Ce sont la géographie et l’environnement, montre-t-il, remontant 13.000 ans d’histoire, qui ont fabriqué les énormes dissemblances dans la croissance humaine. Une civilisation agricole, sédentaire, artisanale, technicienne a pu croître au Moyen-Orient, dans le Croissant Fertile, parce que le lin et ses fibres, le blé, l’orge, les pois chiches, les lentilles qui permettent d’emmagasiner des vivres y poussaient à l’état sauvage. Cinq espèces d’animaux décisives pour l’alimentation, le transport et le trait y vivaient : les chiens, les moutons, les porcs, les bovins, le cheval - qui a tant impressionné les Incas.
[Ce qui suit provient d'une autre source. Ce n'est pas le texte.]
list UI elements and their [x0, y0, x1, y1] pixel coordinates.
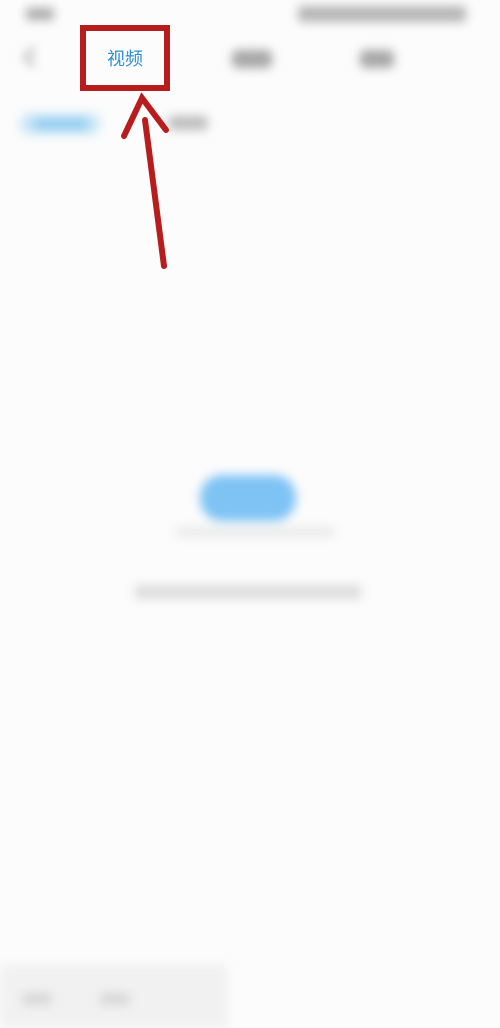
- status-bar-time: [26, 8, 54, 20]
- empty-state-shadow: [175, 527, 335, 537]
- blurred-content: [0, 0, 500, 1028]
- filter-chip-active[interactable]: [20, 113, 100, 135]
- tab-third[interactable]: [360, 50, 394, 68]
- bottom-bar: [0, 965, 228, 1028]
- empty-state-illustration: [200, 475, 296, 521]
- screen: 视频: [0, 0, 500, 1028]
- annotation-highlight-box: [80, 25, 170, 91]
- bottom-bar-item[interactable]: [22, 993, 52, 1005]
- tab-second[interactable]: [232, 50, 272, 68]
- empty-state-text: [134, 585, 362, 599]
- filter-chip-secondary[interactable]: [168, 116, 208, 130]
- back-arrow-icon[interactable]: [18, 45, 42, 69]
- status-bar-indicators: [298, 6, 466, 22]
- bottom-bar-item[interactable]: [100, 993, 130, 1005]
Comparez avec l’Australie, écrit-il, elle n’abrite aucun mammifère domesticable, et une seule plante cultivable : une noix. L’agriculture sédentaire, une civilisation urbaine ne pouvait se développer là. Une civilisation de chasseur cueilleurs oui, déployant une intense culture du rêve, pleine d’arts magiques - car les hommes partout déploient leur intelligence, leur imagination et leurs talents, même dans les déserts et les îles isolées. Allez voir l’extraordinaire exposition virtuelle que vient d’ouvrir le musée du Quai Branly pour vous en convaincre : http://www.quaibranly.fr.
Remarquez qu’à l’époque de Babylone, du « miracle grec » ou de la république romaine, l’Europe du Nord était, rappelle Jared Diamond, un « trou perdu ». On ne lui connaît aucun apport significatif à la civilisation mondiale avant les années 1000. Alors pourquoi devient-elle le coeur de l’Occident ? La géographie a voulu qu’elle soit installée sur la route de communication directe est-ouest avec le Moyen-orient, via l’Espagne et la Méditerranée. L’Europe retardataire hérite alors de la métallurgie et des artisanats romains, la navigation à voile, des techniques militaires, du droit et de la centralisation politique sans les avoir inventés. Quand le Moyen-Orient périclite, déforesté par les armées romaines, les sols usés et desséchés, l’Europe aux précipitations abondantes et aux terres grasses, tournée vers l’Atlantique et les Indes Orientales, sait mettre à profit ces avantages. Peu de régions au monde ont hérité d’une une telle chance géographique : avec cet axe Sud-Nord si enrichissant.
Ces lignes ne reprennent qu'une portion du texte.